Lia pôde enxergar toda a dor que Mick também carregava pelos eventos passados que colocaram delimitações à vida de seu pai. Ela era egoísta ao ponto de não ter pensado nisso uma vez sequer durante todos os anos de relacionamento. Na verdade, agora o alemão vagamente se lembrava que a morena sempre fora assim, a menininha egoísta de quando eles tinham cinco anos que não gostava de dividir os doces que ganhava nos boxes da equipe do pai, ou os brinquedos maneiros que levava para se entreter durante a corrida. 

Mas ela não conseguia pedir desculpas. Ela não conseguia dizer nada. Então ele tomou a decisão sozinho porém pelos dois. 

— Eu quero estar cercado de pessoas que sentem orgulho do faço e de onde posso chegar. A Ferrari e um monte de gente lá fora está acreditando no meu potencial, inclusive a sua mãe, que no último natal teve uma conversa esclarecedora comigo. Sabia que é tão difícil para ela quando é para você continuar apoiando o automobilismo? Ela me pediu para não falar sobre isso com você, mas acho que deveria saber. Hector sempre dizia que apoiaria da forma que pudesse novos pilotos quando se aposentasse, e é por isso que seu irmão se tornou empresário e sua mãe, dona de um kartódromo no Brasil. Nunca te contaram sobre essas coisas, não é? Pois você sempre fez questão de desprezar tudo isso antes mesmo que alguém tivesse liberdade de te contar — o loiro passou pelo rosto e enxugou uma última lágrima. — Eu gostaria que tivesse sido diferente.

Mick puxou todo o ar para os pulmões e o prendeu por alguns segundos, tentando fazer o nó na garganta desaparecer de vez. Ele andou até o closet, tirou a grande mala de viagem da prateleira e quando abriu, arremessou tudo que o pertencia dentro dela. Lia ouvia a movimentação ainda encolhida no canto da cama, mas agora resmungando palavras desconexas. 

— Você está indo embora? — a morena disse indo para dentro do closet, vendo-o arrancar as camisas dos cabides.

— É melhor assim — o piloto declarou terminando de fechar a mala.

Ele foi embora, acabando com as expectativas e decepções que um tinha com o outro. Lia não tentou impedi-lo ou questionar aquele fim. Teve que acreditar nas palavras dele, é melhor assim.

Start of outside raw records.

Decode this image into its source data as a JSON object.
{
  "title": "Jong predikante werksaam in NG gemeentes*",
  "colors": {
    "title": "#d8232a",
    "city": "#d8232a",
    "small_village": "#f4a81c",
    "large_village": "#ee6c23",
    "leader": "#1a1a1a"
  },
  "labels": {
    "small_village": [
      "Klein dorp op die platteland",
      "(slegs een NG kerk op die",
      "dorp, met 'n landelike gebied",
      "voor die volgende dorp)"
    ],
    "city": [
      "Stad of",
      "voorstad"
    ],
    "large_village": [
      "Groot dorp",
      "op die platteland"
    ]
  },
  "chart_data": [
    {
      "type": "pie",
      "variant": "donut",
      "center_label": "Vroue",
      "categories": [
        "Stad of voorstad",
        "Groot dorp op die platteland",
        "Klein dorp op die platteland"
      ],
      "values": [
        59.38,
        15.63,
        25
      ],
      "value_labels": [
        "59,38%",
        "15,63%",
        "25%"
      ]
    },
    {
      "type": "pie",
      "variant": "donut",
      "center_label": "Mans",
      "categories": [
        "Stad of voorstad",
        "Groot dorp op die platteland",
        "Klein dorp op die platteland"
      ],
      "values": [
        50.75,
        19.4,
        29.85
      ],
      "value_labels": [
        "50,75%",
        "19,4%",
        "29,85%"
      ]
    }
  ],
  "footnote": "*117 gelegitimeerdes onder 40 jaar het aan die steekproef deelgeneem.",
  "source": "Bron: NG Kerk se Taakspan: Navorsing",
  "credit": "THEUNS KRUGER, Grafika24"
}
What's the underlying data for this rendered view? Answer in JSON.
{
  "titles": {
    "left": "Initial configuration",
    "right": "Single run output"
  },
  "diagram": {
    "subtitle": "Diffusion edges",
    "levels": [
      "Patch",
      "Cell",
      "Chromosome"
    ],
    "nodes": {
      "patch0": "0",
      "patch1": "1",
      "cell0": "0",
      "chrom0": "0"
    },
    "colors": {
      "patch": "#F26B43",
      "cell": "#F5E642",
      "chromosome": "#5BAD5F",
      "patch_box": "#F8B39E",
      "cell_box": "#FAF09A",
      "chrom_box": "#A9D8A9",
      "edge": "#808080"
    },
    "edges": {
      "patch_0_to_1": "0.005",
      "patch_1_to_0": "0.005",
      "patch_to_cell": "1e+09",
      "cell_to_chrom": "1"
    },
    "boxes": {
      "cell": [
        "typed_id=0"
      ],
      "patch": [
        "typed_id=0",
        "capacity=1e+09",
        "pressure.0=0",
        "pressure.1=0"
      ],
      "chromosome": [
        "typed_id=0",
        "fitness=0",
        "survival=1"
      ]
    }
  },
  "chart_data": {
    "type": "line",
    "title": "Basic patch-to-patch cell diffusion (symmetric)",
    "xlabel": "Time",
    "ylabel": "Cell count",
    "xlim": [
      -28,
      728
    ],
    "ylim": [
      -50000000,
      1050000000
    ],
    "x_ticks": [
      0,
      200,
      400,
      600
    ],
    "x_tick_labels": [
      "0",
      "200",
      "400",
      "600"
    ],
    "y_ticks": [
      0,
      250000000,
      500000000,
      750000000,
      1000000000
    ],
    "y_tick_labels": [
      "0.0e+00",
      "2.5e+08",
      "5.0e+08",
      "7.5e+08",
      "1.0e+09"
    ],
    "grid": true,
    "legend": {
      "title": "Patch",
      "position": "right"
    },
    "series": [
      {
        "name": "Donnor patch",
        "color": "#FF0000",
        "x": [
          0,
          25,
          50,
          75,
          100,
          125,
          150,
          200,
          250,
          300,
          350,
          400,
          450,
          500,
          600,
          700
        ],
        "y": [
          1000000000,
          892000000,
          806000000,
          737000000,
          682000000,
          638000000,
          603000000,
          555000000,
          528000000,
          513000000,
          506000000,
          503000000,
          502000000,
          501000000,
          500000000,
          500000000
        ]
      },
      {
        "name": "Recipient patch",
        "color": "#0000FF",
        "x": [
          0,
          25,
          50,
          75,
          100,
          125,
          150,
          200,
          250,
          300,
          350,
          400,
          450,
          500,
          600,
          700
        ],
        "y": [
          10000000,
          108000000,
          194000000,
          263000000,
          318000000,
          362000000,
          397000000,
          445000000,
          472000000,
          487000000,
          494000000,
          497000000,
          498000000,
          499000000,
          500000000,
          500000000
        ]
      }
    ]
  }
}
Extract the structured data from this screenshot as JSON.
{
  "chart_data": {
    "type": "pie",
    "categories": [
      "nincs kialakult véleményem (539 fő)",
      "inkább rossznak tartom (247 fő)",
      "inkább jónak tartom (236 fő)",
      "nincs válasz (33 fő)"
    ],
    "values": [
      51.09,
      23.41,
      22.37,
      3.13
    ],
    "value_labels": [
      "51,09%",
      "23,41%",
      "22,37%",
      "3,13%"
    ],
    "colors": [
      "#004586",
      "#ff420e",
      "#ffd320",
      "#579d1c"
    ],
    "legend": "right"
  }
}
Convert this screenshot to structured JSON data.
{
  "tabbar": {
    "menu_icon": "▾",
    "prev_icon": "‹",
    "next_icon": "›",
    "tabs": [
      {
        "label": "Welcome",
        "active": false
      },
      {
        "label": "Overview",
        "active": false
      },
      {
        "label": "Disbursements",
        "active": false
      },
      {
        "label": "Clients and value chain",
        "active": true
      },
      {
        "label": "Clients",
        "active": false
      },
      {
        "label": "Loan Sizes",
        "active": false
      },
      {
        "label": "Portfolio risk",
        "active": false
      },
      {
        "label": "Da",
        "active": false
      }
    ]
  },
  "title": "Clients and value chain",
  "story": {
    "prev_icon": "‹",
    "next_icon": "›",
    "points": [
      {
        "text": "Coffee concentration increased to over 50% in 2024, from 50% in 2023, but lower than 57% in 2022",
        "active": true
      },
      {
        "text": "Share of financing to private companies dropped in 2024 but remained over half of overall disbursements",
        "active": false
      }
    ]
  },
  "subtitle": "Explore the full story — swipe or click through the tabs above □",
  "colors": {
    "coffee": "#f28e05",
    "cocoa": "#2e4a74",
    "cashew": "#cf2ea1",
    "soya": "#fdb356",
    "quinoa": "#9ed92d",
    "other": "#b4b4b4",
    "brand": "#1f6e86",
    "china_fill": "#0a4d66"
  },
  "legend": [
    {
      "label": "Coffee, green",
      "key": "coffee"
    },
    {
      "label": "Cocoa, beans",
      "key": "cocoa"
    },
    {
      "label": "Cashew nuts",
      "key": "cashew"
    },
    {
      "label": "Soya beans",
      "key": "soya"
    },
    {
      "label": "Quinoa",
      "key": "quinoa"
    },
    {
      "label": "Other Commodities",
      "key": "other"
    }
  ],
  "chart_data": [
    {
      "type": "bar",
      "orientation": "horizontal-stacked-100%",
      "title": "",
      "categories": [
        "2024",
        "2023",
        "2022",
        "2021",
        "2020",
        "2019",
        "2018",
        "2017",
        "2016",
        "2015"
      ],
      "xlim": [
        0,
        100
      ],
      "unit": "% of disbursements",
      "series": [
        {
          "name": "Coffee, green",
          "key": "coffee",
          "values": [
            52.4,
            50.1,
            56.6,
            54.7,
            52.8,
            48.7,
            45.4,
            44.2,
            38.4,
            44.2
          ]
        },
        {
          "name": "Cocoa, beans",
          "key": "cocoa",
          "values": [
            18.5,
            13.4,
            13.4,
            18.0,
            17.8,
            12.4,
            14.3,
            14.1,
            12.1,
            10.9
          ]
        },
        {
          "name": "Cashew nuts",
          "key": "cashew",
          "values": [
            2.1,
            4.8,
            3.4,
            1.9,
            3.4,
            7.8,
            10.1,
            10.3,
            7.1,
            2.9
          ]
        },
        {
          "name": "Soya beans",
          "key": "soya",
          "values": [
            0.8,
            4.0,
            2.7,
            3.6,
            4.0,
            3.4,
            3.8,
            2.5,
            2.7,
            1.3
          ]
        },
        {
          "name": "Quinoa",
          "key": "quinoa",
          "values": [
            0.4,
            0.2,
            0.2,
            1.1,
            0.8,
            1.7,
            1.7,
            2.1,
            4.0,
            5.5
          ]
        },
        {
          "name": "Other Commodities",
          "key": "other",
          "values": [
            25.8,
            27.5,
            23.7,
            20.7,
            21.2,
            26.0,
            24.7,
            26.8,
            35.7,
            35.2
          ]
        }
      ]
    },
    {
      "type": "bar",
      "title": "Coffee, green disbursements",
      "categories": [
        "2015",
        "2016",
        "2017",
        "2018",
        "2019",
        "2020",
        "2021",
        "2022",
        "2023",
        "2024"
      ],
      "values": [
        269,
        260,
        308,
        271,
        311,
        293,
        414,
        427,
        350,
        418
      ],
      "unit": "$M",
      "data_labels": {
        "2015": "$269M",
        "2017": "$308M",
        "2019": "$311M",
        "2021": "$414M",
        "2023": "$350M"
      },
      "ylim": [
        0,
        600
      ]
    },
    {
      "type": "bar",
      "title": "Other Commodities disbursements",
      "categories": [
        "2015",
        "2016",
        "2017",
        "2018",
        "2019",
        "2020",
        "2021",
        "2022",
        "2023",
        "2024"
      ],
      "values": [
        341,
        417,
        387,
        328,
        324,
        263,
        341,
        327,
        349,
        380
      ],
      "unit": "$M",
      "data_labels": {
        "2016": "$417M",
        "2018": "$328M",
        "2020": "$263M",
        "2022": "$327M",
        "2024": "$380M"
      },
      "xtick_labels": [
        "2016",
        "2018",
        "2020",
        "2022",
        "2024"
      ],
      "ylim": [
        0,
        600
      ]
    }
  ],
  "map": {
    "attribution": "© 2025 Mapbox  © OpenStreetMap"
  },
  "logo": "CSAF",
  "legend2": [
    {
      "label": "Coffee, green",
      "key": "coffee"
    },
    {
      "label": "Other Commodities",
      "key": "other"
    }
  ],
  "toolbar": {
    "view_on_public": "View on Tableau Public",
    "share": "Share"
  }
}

Lia e Mick nunca mais se viram, porém ainda recebiam notícias sobre o outro. A brasileira soube e viu Mick se tornar campeão mundial da Fórmula 1 em 2025. O alemão soube e presenciou Lia se aproximando da família e do legado de seu pai. Também soube que ela estava tendo acompanhamento psicológico que a ajudou com a superação de suas limitações e não temer mais o passado. 

O sentimento permaneceu mesmo que a história deles tenha chegado ao fim. Eles se amavam e não era algo mutável.